We've got FaceBook, MySpace, Blogger, texting, and a whole slew of ways to communicate with others. I've chatted with old friends online that I haven't spoken to in 15 years. I regularly visit blogs of friends who have moved away and live quite distant from me and even with those that live right around the corner.
As I've seen or spoken to these friends days after we've chatted online, those online conversations have no bearing on the improvement of our friendship. In fact, we have never spoken of online conversations after the fact. It's as if they never happened. I sat there and chatted with a neighbor about some problems they were having for close to an hour one time. It was a deep conversation. But the next time I saw that neighbor nothing was mentioned of our conversation and I had almost forgotten it had taken place (even most of the details).
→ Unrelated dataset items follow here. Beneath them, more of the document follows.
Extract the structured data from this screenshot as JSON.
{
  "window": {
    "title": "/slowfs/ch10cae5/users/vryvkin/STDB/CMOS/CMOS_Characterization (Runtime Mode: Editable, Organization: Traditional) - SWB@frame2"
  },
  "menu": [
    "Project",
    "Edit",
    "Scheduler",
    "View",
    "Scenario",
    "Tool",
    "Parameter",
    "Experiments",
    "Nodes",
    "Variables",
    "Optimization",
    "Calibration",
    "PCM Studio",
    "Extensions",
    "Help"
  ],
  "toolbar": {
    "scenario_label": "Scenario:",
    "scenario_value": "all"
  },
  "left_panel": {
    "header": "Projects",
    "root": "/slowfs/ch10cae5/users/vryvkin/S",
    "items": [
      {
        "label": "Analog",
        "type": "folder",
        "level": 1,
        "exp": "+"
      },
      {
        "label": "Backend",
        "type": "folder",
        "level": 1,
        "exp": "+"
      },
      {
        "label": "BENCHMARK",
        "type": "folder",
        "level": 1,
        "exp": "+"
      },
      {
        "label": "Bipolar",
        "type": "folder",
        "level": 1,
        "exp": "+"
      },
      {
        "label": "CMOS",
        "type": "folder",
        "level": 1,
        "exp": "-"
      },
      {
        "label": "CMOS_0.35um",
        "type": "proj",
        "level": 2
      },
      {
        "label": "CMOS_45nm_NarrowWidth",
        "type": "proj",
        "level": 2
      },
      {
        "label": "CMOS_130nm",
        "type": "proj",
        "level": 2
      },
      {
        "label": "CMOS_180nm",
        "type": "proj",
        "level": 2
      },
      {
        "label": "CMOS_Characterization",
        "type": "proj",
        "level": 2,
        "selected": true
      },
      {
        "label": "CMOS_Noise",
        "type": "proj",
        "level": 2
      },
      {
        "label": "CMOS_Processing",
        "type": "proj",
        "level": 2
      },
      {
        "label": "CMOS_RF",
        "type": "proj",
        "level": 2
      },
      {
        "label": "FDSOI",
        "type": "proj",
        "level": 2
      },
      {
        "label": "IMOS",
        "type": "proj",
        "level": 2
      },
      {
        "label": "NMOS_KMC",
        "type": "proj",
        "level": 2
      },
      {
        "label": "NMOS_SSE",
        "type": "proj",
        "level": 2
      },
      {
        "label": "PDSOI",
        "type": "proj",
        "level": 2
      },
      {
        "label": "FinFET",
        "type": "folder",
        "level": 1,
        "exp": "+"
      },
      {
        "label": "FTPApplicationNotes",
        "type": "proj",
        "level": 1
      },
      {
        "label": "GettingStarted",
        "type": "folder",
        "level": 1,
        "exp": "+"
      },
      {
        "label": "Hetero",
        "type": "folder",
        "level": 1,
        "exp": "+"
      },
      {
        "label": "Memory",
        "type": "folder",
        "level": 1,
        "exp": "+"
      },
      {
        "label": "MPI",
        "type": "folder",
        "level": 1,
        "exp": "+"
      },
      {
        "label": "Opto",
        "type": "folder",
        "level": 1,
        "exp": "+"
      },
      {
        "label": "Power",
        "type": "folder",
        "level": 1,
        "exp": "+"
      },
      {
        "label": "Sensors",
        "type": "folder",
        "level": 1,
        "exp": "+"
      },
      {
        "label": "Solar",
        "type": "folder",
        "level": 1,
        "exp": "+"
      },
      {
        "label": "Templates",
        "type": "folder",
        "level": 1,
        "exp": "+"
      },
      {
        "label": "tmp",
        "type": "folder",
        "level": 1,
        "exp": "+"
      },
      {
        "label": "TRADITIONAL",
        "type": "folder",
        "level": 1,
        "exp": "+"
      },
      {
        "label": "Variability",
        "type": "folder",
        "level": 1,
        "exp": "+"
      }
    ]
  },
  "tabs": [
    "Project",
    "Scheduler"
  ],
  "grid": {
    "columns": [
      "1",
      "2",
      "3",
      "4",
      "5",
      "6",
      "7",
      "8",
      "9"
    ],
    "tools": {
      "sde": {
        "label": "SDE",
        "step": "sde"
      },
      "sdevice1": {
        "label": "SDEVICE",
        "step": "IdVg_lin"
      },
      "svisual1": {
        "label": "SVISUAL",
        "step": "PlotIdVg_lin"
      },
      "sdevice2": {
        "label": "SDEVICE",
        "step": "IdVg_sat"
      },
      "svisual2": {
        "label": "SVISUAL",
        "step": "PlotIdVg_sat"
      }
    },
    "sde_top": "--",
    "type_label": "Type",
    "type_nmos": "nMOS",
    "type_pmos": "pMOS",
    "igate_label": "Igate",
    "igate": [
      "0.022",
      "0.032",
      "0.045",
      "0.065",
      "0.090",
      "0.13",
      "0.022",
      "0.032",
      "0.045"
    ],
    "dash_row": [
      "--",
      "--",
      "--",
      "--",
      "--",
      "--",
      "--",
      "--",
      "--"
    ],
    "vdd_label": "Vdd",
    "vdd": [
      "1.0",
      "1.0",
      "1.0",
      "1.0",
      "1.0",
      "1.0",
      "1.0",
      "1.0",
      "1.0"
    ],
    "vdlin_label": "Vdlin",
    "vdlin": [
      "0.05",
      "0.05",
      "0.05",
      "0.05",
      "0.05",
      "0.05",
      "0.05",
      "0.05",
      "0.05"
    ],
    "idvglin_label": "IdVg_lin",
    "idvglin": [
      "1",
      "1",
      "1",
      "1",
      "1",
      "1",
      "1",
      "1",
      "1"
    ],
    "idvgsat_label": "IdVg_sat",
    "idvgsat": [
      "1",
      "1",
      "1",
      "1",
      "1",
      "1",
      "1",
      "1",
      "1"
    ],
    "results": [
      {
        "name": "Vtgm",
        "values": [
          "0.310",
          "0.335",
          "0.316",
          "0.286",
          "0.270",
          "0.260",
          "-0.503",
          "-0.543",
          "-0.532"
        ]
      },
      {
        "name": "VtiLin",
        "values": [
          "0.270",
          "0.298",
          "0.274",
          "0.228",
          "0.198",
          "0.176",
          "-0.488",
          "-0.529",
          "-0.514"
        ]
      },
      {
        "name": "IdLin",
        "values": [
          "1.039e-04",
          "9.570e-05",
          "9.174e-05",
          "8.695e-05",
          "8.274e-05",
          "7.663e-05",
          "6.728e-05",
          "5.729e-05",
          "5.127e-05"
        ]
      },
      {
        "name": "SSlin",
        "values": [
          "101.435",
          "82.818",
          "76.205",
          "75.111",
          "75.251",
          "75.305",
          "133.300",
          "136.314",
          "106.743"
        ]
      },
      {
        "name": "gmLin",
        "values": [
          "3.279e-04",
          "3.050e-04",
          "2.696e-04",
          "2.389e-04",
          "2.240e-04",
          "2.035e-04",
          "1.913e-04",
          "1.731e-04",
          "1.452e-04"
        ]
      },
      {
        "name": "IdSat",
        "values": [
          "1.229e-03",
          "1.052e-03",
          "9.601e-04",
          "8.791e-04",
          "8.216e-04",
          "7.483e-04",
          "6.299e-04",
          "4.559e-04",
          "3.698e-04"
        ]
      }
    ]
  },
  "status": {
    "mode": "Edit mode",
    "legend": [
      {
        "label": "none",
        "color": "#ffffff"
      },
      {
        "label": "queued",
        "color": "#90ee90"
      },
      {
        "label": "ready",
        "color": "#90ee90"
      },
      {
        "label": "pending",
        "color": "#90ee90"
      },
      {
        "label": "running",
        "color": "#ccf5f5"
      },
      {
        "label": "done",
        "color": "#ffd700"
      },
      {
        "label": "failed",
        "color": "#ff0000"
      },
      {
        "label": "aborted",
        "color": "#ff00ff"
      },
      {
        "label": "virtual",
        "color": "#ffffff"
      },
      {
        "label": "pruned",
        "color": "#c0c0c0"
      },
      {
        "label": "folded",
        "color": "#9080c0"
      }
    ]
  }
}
Is it just me? Do your digital conversations have any improving qualities on the friendships of the people you are speaking to? Do they bring you closer as friends or family?
Not I, said me. Not I.
Phone calls and actual time spent in the presence of the other person are quite another story. This is my opinion, in order of importance:
1. One-on-one time in the presence of the other person.
2. Group time in the presence of the other person.
3. Phone call.
4. Letter (who does THAT any more?).
4. Email.
5. Online chat.
NOTHING can replace good ol' one-on-one time with someone you love. It means your full attention is focused upon them and that they are the most important thing right now. The further we move down on the spectrum of meaningful contact, the less it means to us and those we communicate with.
5 comments:
Lots of good food for thought, Lanceyboy. Last week we were talking about the meaning of church attendance in SS, and I think that builds the type of relationships that you are speaking of. There is something about seeing a person each and every week that builds a fondness, respect and lasting relationship too.
I don't know, I guess my experiences have been a little different. I'm not one to call someone on the phone just to chat, but through my 'online conversations' with people, like Facebook and reading blogs, I've learned a lot about my friends and family that I wouldn't otherwise have known - small things like who's having a hard time with something or a rough day, or could use a little act of service or some encouraging words. Most people won't call someone up and ask for help for little things like that, you know?
And reading my friends' blogs or having little online conversations with them has given me a better understanding of who they are and the things we have in common. I've developed several friendships with women I've gotten to know better after they've talked to me about my blog or theirs and we've discovered common experiences and interests.
That said, it annoys the crud out of me to have someone sitting there with me constantly checking their phone for updates, basically missing out on what's going on right in front of them because they need to know what's going on with everyone else! ;)
Most conversations I've had online were of no consequence. Now and then I find that one of my friends is more comfortable having that distance in order to properly speak her mind. By an large though, it's like Strong Bad once said: The internet is a place where absolutely nothing happens. Remind me next time we meet at Grandma's to compliment your thoughts in person!
Did you catch Elder Bednar's CES Fireside this month? If not, watch, listen to, or read it on lds.org. I quote:
"To feel the warmth of a tender hug from an eternal companion or to see the sincerity in the eyes of another person as
testimony is shared—all of these things experienced as they really are through the instrument of our physical body—could be
sacrificed for a high fidelity fantasy that has no lasting value. If you and I are not vigilant, we can become “past feeling”
(1 Nephi 17:45), as did Laman and Lemuel long ago."
This topic would make good for a good science fair project.I think there is some value in digital relationships,but never significant and to replace real efforts for real relationships.